Particulièrement bien représentée sur le site est pourtant la phase impériale. C’est assurément une surprise. Les débuts de l’époque impériale sont traditionnellement présentés comme une période de déclin de l’activité minière à Carthagène. Passée l’époque d’Auguste, les lingots de plomb ne circulent plus en Méditerranée. Dès 2009, les découvertes réalisées dans le secteur de la laverie ont révélé une reprise de l’activité au tout début de l’Empire alors que le site avait cessé de fonctionné depuis les années 80-70 av. J.-C. Les choses se sont précisées depuis au gré de la progression des fouilles dans les secteurs 1 et 3. La plus grande partie des structures qui y ont été mises au jour s’inscrivent en effet entre l’époque augustéenne et celle de Tibère, et l’ampleur des travaux réalisés (nouvelles terrasses et bassin hydraulique dans le secteur 1, fig. 4, et l’édifice du secteur 3, fig. 5) montre qu’il ne s’agit pas d’une occupation « parasitaire », de très courte durée.
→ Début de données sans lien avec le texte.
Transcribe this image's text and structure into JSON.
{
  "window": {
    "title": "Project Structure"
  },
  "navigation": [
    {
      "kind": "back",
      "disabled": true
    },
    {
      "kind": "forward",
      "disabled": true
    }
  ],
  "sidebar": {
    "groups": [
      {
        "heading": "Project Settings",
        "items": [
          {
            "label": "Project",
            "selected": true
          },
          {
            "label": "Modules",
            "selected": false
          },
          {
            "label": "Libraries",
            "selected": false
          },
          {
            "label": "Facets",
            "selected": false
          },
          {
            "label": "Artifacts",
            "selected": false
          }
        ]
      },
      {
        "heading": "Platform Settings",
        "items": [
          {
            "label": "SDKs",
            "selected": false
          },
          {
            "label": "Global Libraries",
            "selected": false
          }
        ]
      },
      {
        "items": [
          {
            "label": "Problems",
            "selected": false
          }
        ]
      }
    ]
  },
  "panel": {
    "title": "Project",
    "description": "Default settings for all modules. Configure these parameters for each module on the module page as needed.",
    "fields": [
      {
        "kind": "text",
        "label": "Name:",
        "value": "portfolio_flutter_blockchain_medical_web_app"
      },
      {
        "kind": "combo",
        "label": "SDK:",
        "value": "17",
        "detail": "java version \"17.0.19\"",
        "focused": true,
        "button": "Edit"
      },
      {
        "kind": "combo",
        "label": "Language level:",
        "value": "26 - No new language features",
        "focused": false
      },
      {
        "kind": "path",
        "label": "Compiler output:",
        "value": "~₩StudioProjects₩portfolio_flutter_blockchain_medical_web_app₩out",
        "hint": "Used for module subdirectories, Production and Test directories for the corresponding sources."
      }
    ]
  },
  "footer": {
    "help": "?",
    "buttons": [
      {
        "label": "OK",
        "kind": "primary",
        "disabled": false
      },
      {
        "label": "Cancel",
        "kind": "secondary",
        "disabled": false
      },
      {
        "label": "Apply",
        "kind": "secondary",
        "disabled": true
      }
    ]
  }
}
Au contraire elle paraît bien se développer sur plusieurs décennies, entre les années 10-20 et 60 de notre ère, et les moyens qui ont été alors mis en œuvre ne donnent pas l’impression d’une improvisation. S’il est encore difficile de distinguer des espaces spécifiques et d’identifier, d’après la stratigraphie et le mobilier associé, les activités qui avaient cours pendant les quelques décennies où le site est réoccupé, on peut être sûr que celles-ci n’étaient pas sans lien avec les gisements métallifères présents dans le secteur.